Schuster Ralf, Bertram Manon, Runge Henning, Geile Simon, Chung Simon, Vonk Vedran, Noei Heshmat, Poulain Agnieszka, Lykhach Yaroslava, Stierle Andreas, Libuda Jörg
Interface Research and Catalysis, ECRC, Friedrich-Alexander-Universität Erlangen-Nürnberg, Egerlandstraße 3, 91058 Erlangen, Germany.
Deutsches Elektronen-Synchrotron DESY, Notkestrasse 85, 22607 Hamburg, Germany and Fachbereich Physik, Universität Hamburg, Jungiusstrasse 11, 20355 Hamburg, Germany.
Phys Chem Chem Phys. 2021 Jan 21;23(2):1371-1380. doi: 10.1039/d0cp05606e.
Efficient hydrogen release from liquid organic hydrogen carriers (LOHCs) requires a high level of control over the catalytic properties of supported noble metal nanoparticles. Here, the formation of carbon-containing phases under operation conditions has a direct influence on the activity and selectivity of the catalyst. We studied the formation and stability of carbide phases using well-defined Pd/α-Al2O3(0001) model catalysts during dehydrogenation of a model LOHC, methylcyclohexane, in a flow reactor by in situ high-energy grazing incidence X-ray diffraction. The phase composition of supported Pd nanoparticles was investigated as a function of particle size and reaction conditions. Under operating conditions, we detected the formation of a PdxC phase followed by its conversion to Pd6C. The dynamic stability of the Pd6C phase results from the balance between uptake and release of carbon by the supported Pd nanoparticles in combination with the thermodynamically favorable growth of carbon deposits in the form of graphene. For small Pd nanoparticles (6 nm), the Pd6C phase is dynamically stable under low flow rate of reactants. At the high reactant flow, the Pd6C phase decomposes shortly after its formation due to the growth of graphene. Structural analysis of larger Pd nanoparticles (15 nm) reveals the formation and simultaneous presence of two types of carbides, PdxC and Pd6C. Formation and decomposition of Pd6C proceeds via a PdxC phase. After an incubation period, growth of graphene triggers the decomposition of carbides. The process is accompanied by segregation of carbon from the bulk of the nanoparticles to the graphene phase. Notably, nucleation of graphene is more favorable on bigger Pd nanoparticles. Our studies demonstrate that metastability of palladium carbides associated with dynamic formation and decomposition of the Pd6C and PdxC phases is an intrinsic phenomenon in LOHC dehydrogenation on Pd-based catalysts and strongly depends on particle size and reaction conditions.

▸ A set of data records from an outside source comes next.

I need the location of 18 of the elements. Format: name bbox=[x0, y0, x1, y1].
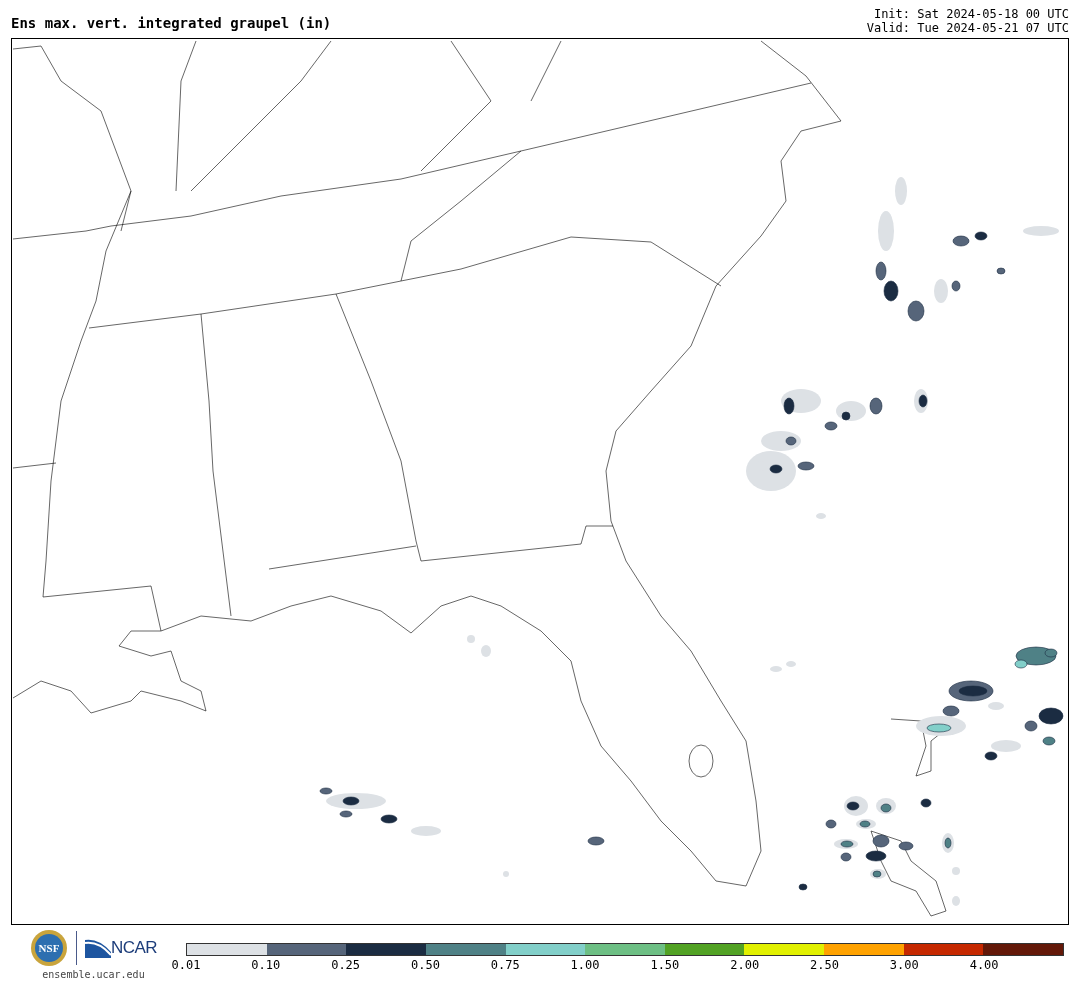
colorbar-label: 1.00 bbox=[570, 957, 600, 974]
colorbar-label: 4.00 bbox=[969, 957, 999, 974]
website-url: ensemble.ucar.edu bbox=[42, 968, 145, 982]
colorbar-label: 2.00 bbox=[730, 957, 760, 974]
colorbar-label: 2.50 bbox=[810, 957, 839, 974]
init-time: Init: Sat 2024-05-18 00 UTC bbox=[873, 7, 1069, 21]
colorbar-label: 0.01 bbox=[171, 957, 201, 974]
colorbar-label: 0.50 bbox=[411, 957, 440, 974]
chart-title: Ens max. vert. integrated graupel (in) bbox=[11, 14, 332, 33]
colorbar-label: 3.00 bbox=[889, 957, 919, 974]
colorbar-label: 1.50 bbox=[650, 957, 680, 974]
logo-text: NCAR bbox=[110, 937, 158, 960]
seal-logo: NSF bbox=[29, 929, 68, 967]
colorbar-label: 0.75 bbox=[490, 957, 520, 974]
colorbar-label: 0.10 bbox=[251, 957, 281, 974]
colorbar-label: 0.25 bbox=[331, 957, 361, 974]
wave-logo-icon bbox=[84, 938, 111, 958]
valid-time: Valid: Tue 2024-05-21 07 UTC bbox=[866, 21, 1069, 35]
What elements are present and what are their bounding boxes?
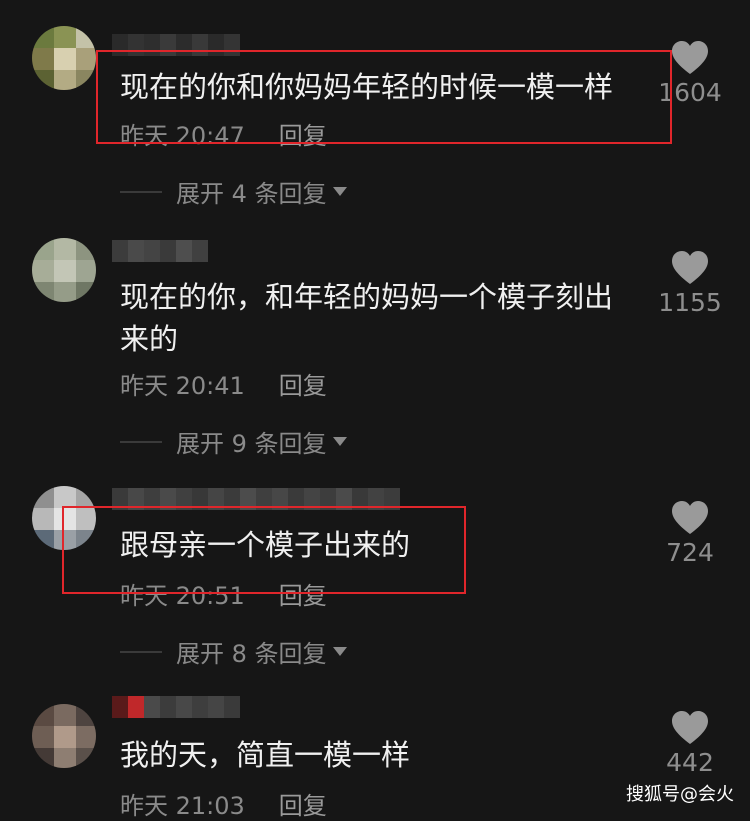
highlight-box bbox=[62, 506, 466, 594]
expand-replies-label: 展开 8 条回复 bbox=[176, 640, 327, 668]
like-button[interactable]: 724 bbox=[650, 500, 730, 567]
heart-icon bbox=[672, 501, 708, 534]
like-button[interactable]: 1155 bbox=[650, 250, 730, 317]
comment-text: 现在的你，和年轻的妈妈一个模子刻出来的 bbox=[120, 280, 614, 356]
comment-meta: 昨天 20:41 回复 bbox=[120, 366, 327, 401]
comment-time: 昨天 20:41 bbox=[120, 372, 245, 400]
like-count: 442 bbox=[666, 748, 714, 777]
divider bbox=[120, 190, 162, 193]
comment-time: 昨天 21:03 bbox=[120, 792, 245, 820]
expand-replies-button[interactable]: 展开 4 条回复 bbox=[120, 174, 347, 209]
expand-replies-button[interactable]: 展开 8 条回复 bbox=[120, 634, 347, 669]
caret-down-icon bbox=[332, 647, 347, 656]
caret-down-icon bbox=[332, 437, 347, 446]
like-count: 724 bbox=[666, 538, 714, 567]
divider bbox=[120, 650, 162, 653]
highlight-box bbox=[96, 50, 672, 144]
username-blurred[interactable] bbox=[112, 696, 240, 718]
like-count: 1155 bbox=[658, 288, 722, 317]
expand-replies-label: 展开 4 条回复 bbox=[176, 180, 327, 208]
comment-meta: 昨天 21:03 回复 bbox=[120, 786, 327, 821]
expand-replies-label: 展开 9 条回复 bbox=[176, 430, 327, 458]
avatar[interactable] bbox=[32, 238, 96, 302]
watermark: 搜狐号@会火 bbox=[626, 784, 734, 805]
avatar[interactable] bbox=[32, 26, 96, 90]
avatar[interactable] bbox=[32, 704, 96, 768]
reply-button[interactable]: 回复 bbox=[279, 792, 327, 820]
caret-down-icon bbox=[332, 187, 347, 196]
comment-text: 我的天，简直一模一样 bbox=[120, 738, 411, 772]
like-button[interactable]: 442 bbox=[650, 710, 730, 777]
divider bbox=[120, 440, 162, 443]
heart-icon bbox=[672, 251, 708, 284]
heart-icon bbox=[672, 41, 708, 74]
username-blurred[interactable] bbox=[112, 240, 208, 262]
expand-replies-button[interactable]: 展开 9 条回复 bbox=[120, 424, 347, 459]
reply-button[interactable]: 回复 bbox=[279, 372, 327, 400]
heart-icon bbox=[672, 711, 708, 744]
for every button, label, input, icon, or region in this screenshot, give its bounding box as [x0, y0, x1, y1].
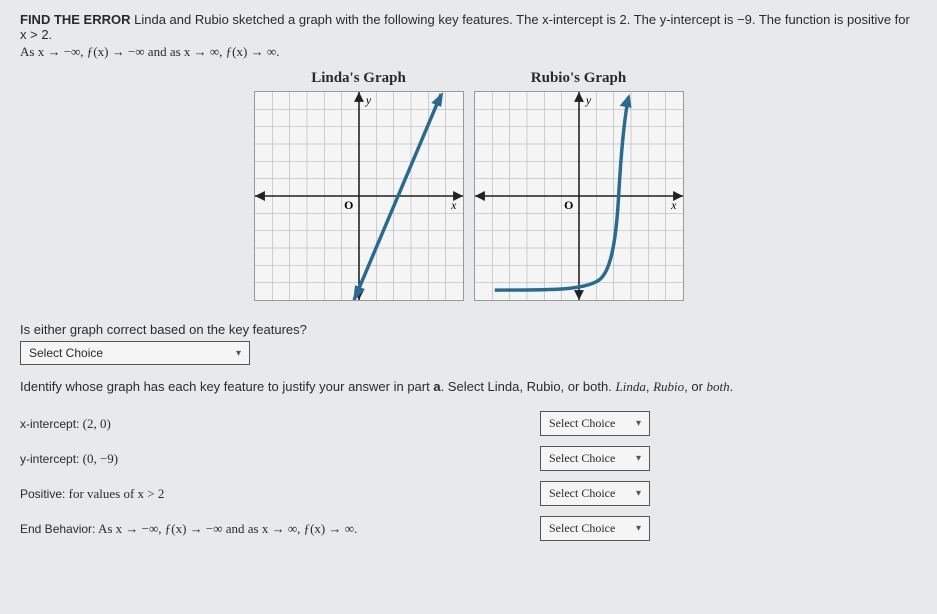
- chevron-down-icon: ▾: [636, 523, 641, 534]
- linda-graph: y x O: [254, 91, 464, 301]
- feature-label: y-intercept: (0, −9): [20, 451, 540, 467]
- feature-label: x-intercept: (2, 0): [20, 416, 540, 432]
- svg-text:x: x: [670, 198, 677, 212]
- graphs-container: Linda's Graph y x O Rubio's Graph: [20, 70, 917, 304]
- feature-label: End Behavior: As x → −∞, ƒ(x) → −∞ and a…: [20, 521, 540, 537]
- chevron-down-icon: ▾: [636, 418, 641, 429]
- identify-instruction: Identify whose graph has each key featur…: [20, 379, 917, 395]
- select-yintercept[interactable]: Select Choice▾: [540, 446, 650, 471]
- select-placeholder: Select Choice: [29, 346, 103, 360]
- svg-text:y: y: [364, 93, 371, 107]
- chevron-down-icon: ▾: [636, 453, 641, 464]
- select-xintercept[interactable]: Select Choice▾: [540, 411, 650, 436]
- header-rest: Linda and Rubio sketched a graph with th…: [20, 12, 910, 42]
- feature-row-yintercept: y-intercept: (0, −9) Select Choice▾: [20, 446, 917, 471]
- rubio-graph: y x O: [474, 91, 684, 301]
- feature-row-positive: Positive: for values of x > 2 Select Cho…: [20, 481, 917, 506]
- question-a-select[interactable]: Select Choice ▾: [20, 341, 250, 365]
- problem-header: FIND THE ERROR Linda and Rubio sketched …: [20, 12, 917, 42]
- chevron-down-icon: ▾: [236, 348, 241, 359]
- feature-row-xintercept: x-intercept: (2, 0) Select Choice▾: [20, 411, 917, 436]
- question-a-text: Is either graph correct based on the key…: [20, 322, 917, 337]
- svg-text:x: x: [450, 198, 457, 212]
- svg-text:O: O: [564, 198, 573, 212]
- rubio-graph-block: Rubio's Graph y x O: [474, 70, 684, 304]
- select-positive[interactable]: Select Choice▾: [540, 481, 650, 506]
- svg-text:y: y: [584, 93, 591, 107]
- feature-row-endbehavior: End Behavior: As x → −∞, ƒ(x) → −∞ and a…: [20, 516, 917, 541]
- chevron-down-icon: ▾: [636, 488, 641, 499]
- svg-text:O: O: [344, 198, 353, 212]
- linda-graph-block: Linda's Graph y x O: [254, 70, 464, 304]
- rubio-title: Rubio's Graph: [474, 70, 684, 87]
- find-error-tag: FIND THE ERROR: [20, 12, 131, 27]
- feature-label: Positive: for values of x > 2: [20, 486, 540, 502]
- end-behavior-line: As x → −∞, ƒ(x) → −∞ and as x → ∞, ƒ(x) …: [20, 44, 917, 60]
- linda-title: Linda's Graph: [254, 70, 464, 87]
- select-endbehavior[interactable]: Select Choice▾: [540, 516, 650, 541]
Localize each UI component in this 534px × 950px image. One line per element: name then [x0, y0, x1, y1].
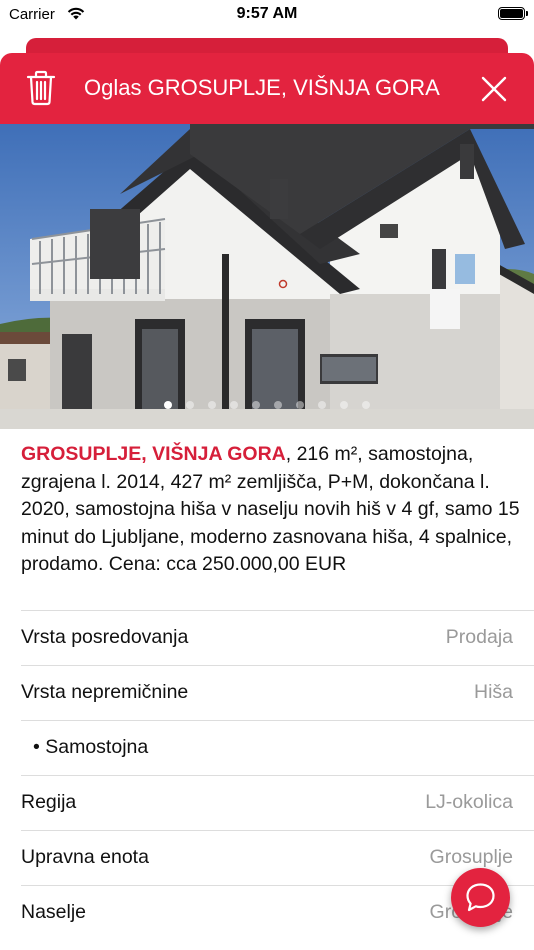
page-dot: [296, 401, 304, 409]
modal-header: Oglas GROSUPLJE, VIŠNJA GORA: [0, 53, 534, 124]
gallery-page-indicator[interactable]: [0, 401, 534, 409]
page-dot: [252, 401, 260, 409]
close-icon: [481, 76, 507, 102]
chat-button[interactable]: [451, 868, 510, 927]
page-dot: [362, 401, 370, 409]
battery-icon: [498, 7, 528, 20]
detail-label: Upravna enota: [21, 846, 149, 868]
detail-label: Vrsta posredovanja: [21, 626, 189, 648]
detail-value: LJ-okolica: [425, 791, 513, 813]
page-dot: [274, 401, 282, 409]
detail-row-vrsta-posredovanja[interactable]: Vrsta posredovanja Prodaja: [21, 610, 534, 665]
detail-value: Grosuplje: [429, 846, 513, 868]
trash-icon: [26, 70, 56, 106]
page-dot: [208, 401, 216, 409]
page-dot: [164, 401, 172, 409]
listing-description: GROSUPLJE, VIŠNJA GORA, 216 m², samostoj…: [21, 441, 521, 579]
chat-bubble-icon: [466, 883, 495, 912]
detail-row-samostojna[interactable]: • Samostojna: [21, 720, 534, 775]
detail-row-vrsta-nepremicnine[interactable]: Vrsta nepremičnine Hiša: [21, 665, 534, 720]
detail-label: Naselje: [21, 901, 87, 923]
modal-title: Oglas GROSUPLJE, VIŠNJA GORA: [84, 75, 440, 100]
property-photo-gallery[interactable]: [0, 124, 534, 429]
close-button[interactable]: [480, 75, 508, 103]
page-dot: [318, 401, 326, 409]
house-photo: [0, 124, 534, 429]
page-dot: [230, 401, 238, 409]
page-dot: [186, 401, 194, 409]
delete-button[interactable]: [26, 70, 56, 106]
detail-label: Vrsta nepremičnine: [21, 681, 189, 703]
clock: 9:57 AM: [236, 5, 298, 22]
detail-row-regija[interactable]: Regija LJ-okolica: [21, 775, 534, 830]
detail-label: • Samostojna: [33, 736, 149, 758]
page-dot: [340, 401, 348, 409]
detail-value: Prodaja: [445, 626, 513, 648]
detail-label: Regija: [21, 791, 77, 813]
status-bar: Carrier 9:57 AM: [0, 0, 534, 30]
detail-value: Hiša: [473, 681, 513, 703]
listing-location: GROSUPLJE, VIŠNJA GORA: [21, 443, 286, 465]
detail-row-upravna-enota[interactable]: Upravna enota Grosuplje: [21, 830, 534, 885]
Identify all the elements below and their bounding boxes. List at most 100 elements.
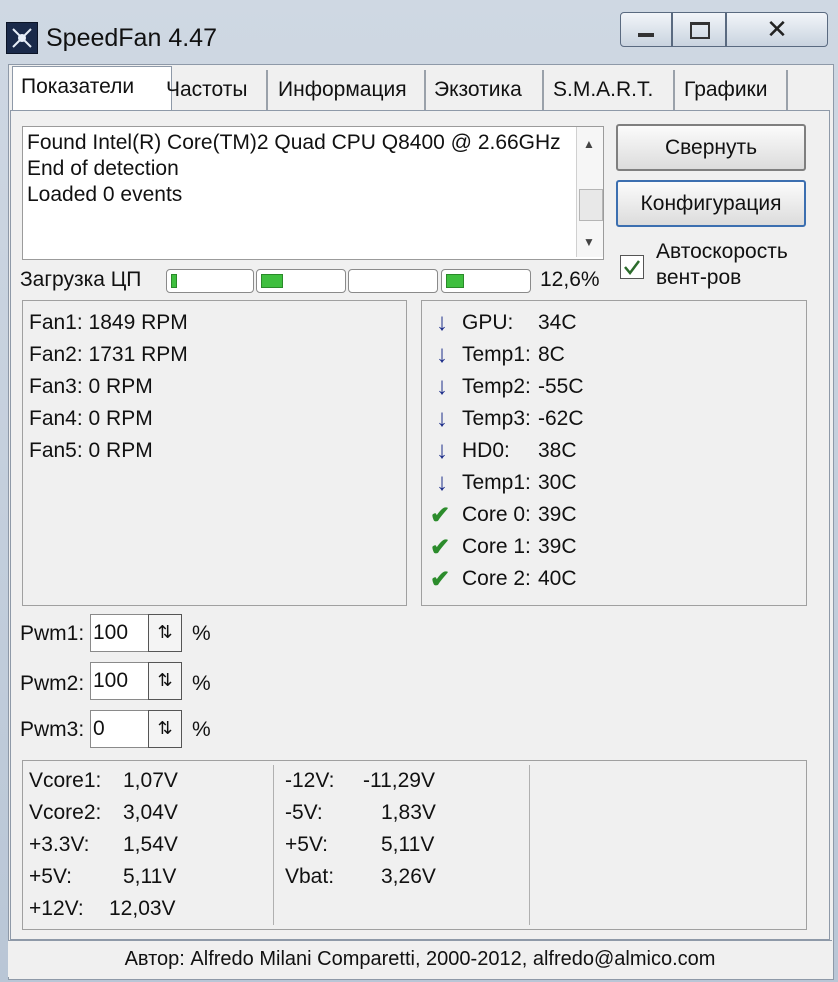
minimize-button[interactable]: Свернуть <box>616 124 806 171</box>
temp-label: Temp1: <box>462 471 531 494</box>
temp-label: GPU: <box>462 311 514 334</box>
pwm1-stepper[interactable]: ⇅ <box>148 614 182 652</box>
tab-charts[interactable]: Графики <box>676 70 788 110</box>
column-divider <box>273 765 274 925</box>
log-scrollbar[interactable]: ▲ ▼ <box>576 127 603 257</box>
pwm1-label: Pwm1: <box>20 622 85 645</box>
cpu-usage-label: Загрузка ЦП <box>20 268 142 291</box>
cpu-core-bar <box>256 269 346 293</box>
voltage-label: +12V: <box>29 897 84 920</box>
cpu-core-fill <box>261 274 283 288</box>
voltage-label: Vcore2: <box>29 801 102 824</box>
temp-value: 39C <box>538 535 577 558</box>
checkmark-icon <box>624 260 640 276</box>
pwm1-input[interactable]: 100 <box>90 614 150 652</box>
configuration-button[interactable]: Конфигурация <box>616 180 806 227</box>
voltage-label: +5V: <box>285 833 329 856</box>
checkmark-icon: ✔ <box>430 534 451 561</box>
close-icon: ✕ <box>766 14 788 44</box>
voltage-label: +5V: <box>29 865 73 888</box>
detection-log[interactable]: Found Intel(R) Core(TM)2 Quad CPU Q8400 … <box>22 126 604 260</box>
cpu-core-fill <box>446 274 464 288</box>
cpu-core-bar <box>441 269 531 293</box>
down-arrow-icon: ↓ <box>436 341 448 368</box>
temp-value: 30C <box>538 471 577 494</box>
fan-reading: Fan2: 1731 RPM <box>29 343 188 366</box>
down-arrow-icon: ↓ <box>436 469 448 496</box>
scroll-up-icon[interactable]: ▲ <box>583 137 595 151</box>
cpu-usage-value: 12,6% <box>540 268 600 291</box>
log-line: End of detection <box>27 157 179 180</box>
temp-value: 38C <box>538 439 577 462</box>
tab-frequencies[interactable]: Частоты <box>158 70 268 110</box>
temp-label: HD0: <box>462 439 510 462</box>
temp-value: -62C <box>538 407 584 430</box>
fan-reading: Fan1: 1849 RPM <box>29 311 188 334</box>
temp-value: 8C <box>538 343 565 366</box>
window-title: SpeedFan 4.47 <box>46 24 217 52</box>
tab-exotics[interactable]: Экзотика <box>426 70 544 110</box>
pwm3-label: Pwm3: <box>20 718 85 741</box>
temp-value: -55C <box>538 375 584 398</box>
fan-reading: Fan5: 0 RPM <box>29 439 153 462</box>
pwm2-unit: % <box>192 672 211 695</box>
voltage-value: -11,29V <box>363 769 435 792</box>
tab-indicators[interactable]: Показатели <box>12 66 172 111</box>
up-down-arrows-icon: ⇅ <box>157 670 173 690</box>
pwm3-unit: % <box>192 718 211 741</box>
fan-reading: Fan3: 0 RPM <box>29 375 153 398</box>
cpu-core-fill <box>171 274 177 288</box>
temp-label: Temp3: <box>462 407 531 430</box>
speedfan-window: SpeedFan 4.47 ✕ Показатели Частоты Инфор… <box>0 0 838 982</box>
temp-label: Core 1: <box>462 535 531 558</box>
voltage-label: -12V: <box>285 769 335 792</box>
tab-smart[interactable]: S.M.A.R.T. <box>545 70 675 110</box>
close-window-button[interactable]: ✕ <box>726 12 828 47</box>
temp-value: 40C <box>538 567 577 590</box>
cpu-core-bar <box>166 269 254 293</box>
voltage-label: Vbat: <box>285 865 335 888</box>
temp-value: 39C <box>538 503 577 526</box>
pwm3-input[interactable]: 0 <box>90 710 150 748</box>
fan-speeds-panel: Fan1: 1849 RPM Fan2: 1731 RPM Fan3: 0 RP… <box>22 300 407 606</box>
pwm1-unit: % <box>192 622 211 645</box>
down-arrow-icon: ↓ <box>436 309 448 336</box>
pwm3-stepper[interactable]: ⇅ <box>148 710 182 748</box>
status-bar: Автор: Alfredo Milani Comparetti, 2000-2… <box>8 940 832 977</box>
voltage-value: 1,83V <box>381 801 436 824</box>
voltage-value: 5,11V <box>381 833 435 856</box>
voltages-panel: Vcore1: 1,07V Vcore2: 3,04V +3.3V: 1,54V… <box>22 760 807 930</box>
checkmark-icon: ✔ <box>430 566 451 593</box>
checkmark-icon: ✔ <box>430 502 451 529</box>
log-line: Found Intel(R) Core(TM)2 Quad CPU Q8400 … <box>27 131 561 154</box>
speedfan-app-icon <box>6 22 38 54</box>
voltage-value: 1,54V <box>123 833 178 856</box>
auto-fan-speed-checkbox[interactable] <box>620 255 644 279</box>
pwm2-label: Pwm2: <box>20 672 85 695</box>
voltage-value: 1,07V <box>123 769 178 792</box>
auto-fan-speed-label: Автоскорость <box>656 240 788 263</box>
down-arrow-icon: ↓ <box>436 373 448 400</box>
minimize-window-button[interactable] <box>620 12 672 47</box>
up-down-arrows-icon: ⇅ <box>157 622 173 642</box>
pwm2-stepper[interactable]: ⇅ <box>148 662 182 700</box>
scroll-down-icon[interactable]: ▼ <box>583 235 595 249</box>
pwm2-input[interactable]: 100 <box>90 662 150 700</box>
voltage-label: +3.3V: <box>29 833 90 856</box>
temp-label: Core 0: <box>462 503 531 526</box>
maximize-window-button[interactable] <box>672 12 726 47</box>
title-bar[interactable]: SpeedFan 4.47 ✕ <box>0 0 838 64</box>
column-divider <box>529 765 530 925</box>
fan-reading: Fan4: 0 RPM <box>29 407 153 430</box>
tab-information[interactable]: Информация <box>270 70 426 110</box>
voltage-value: 12,03V <box>109 897 176 920</box>
up-down-arrows-icon: ⇅ <box>157 718 173 738</box>
voltage-label: Vcore1: <box>29 769 102 792</box>
scrollbar-thumb[interactable] <box>579 189 603 221</box>
temp-label: Temp1: <box>462 343 531 366</box>
voltage-value: 3,26V <box>381 865 436 888</box>
auto-fan-speed-label-2: вент-ров <box>656 266 742 289</box>
down-arrow-icon: ↓ <box>436 405 448 432</box>
minimize-icon <box>638 33 654 37</box>
voltage-value: 5,11V <box>123 865 177 888</box>
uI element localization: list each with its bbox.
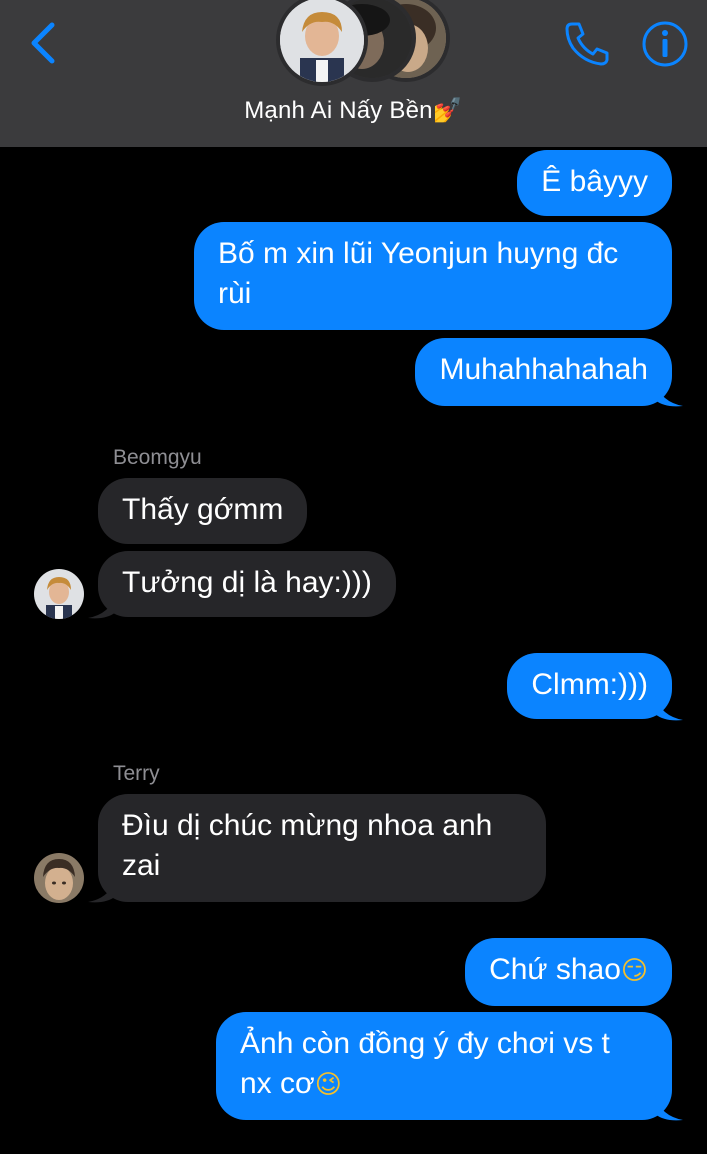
nail-polish-emoji: 💅 bbox=[432, 96, 463, 124]
group-name-text: Mạnh Ai Nấy Bền bbox=[244, 97, 433, 124]
chat-header: Mạnh Ai Nấy Bền💅 bbox=[0, 0, 707, 147]
group-avatars[interactable] bbox=[270, 0, 450, 86]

从液态有机氢载体(LOHCs)中高效释放氢气需要对负载型贵金属纳米颗粒的催化性能进行高度控制。在此,操作条件下含碳相的形成对催化剂的活性和选择性有直接影响。我们使用定义明确的Pd/α-Al2O3(0001)模型催化剂,通过原位高能掠入射X射线衍射,在流动反应器中对模型LOHC甲基环己烷脱氢过程中碳化物相的形成和稳定性进行了研究。研究了负载型Pd纳米颗粒的相组成与粒径和反应条件的关系。在操作条件下,我们检测到PdxC相的形成,随后其转化为Pd6C。Pd6C相的动态稳定性源于负载型Pd纳米颗粒对碳的吸收和释放之间的平衡,以及石墨烯形式的碳沉积物在热力学上有利的生长。对于小的Pd纳米颗粒(6 nm),在低反应物流量下,Pd6C相是动态稳定的。在高反应物流量下,由于石墨烯的生长,Pd6C相在形成后不久就会分解。对较大的Pd纳米颗粒(15 nm)的结构分析表明,两种类型的碳化物PdxC和Pd6C同时形成并存在。Pd6C的形成和分解通过PdxC相进行。经过一段潜伏期后,石墨烯的生长引发碳化物的分解。该过程伴随着碳从纳米颗粒本体向石墨烯相的偏析。值得注意的是,石墨烯在较大的Pd纳米颗粒上更容易成核。我们的研究表明,与Pd6C和PdxC相的动态形成和分解相关的钯碳化物的亚稳性是基于Pd的催化剂上LOHC脱氢中的固有现象,并且强烈依赖于粒径和反应条件。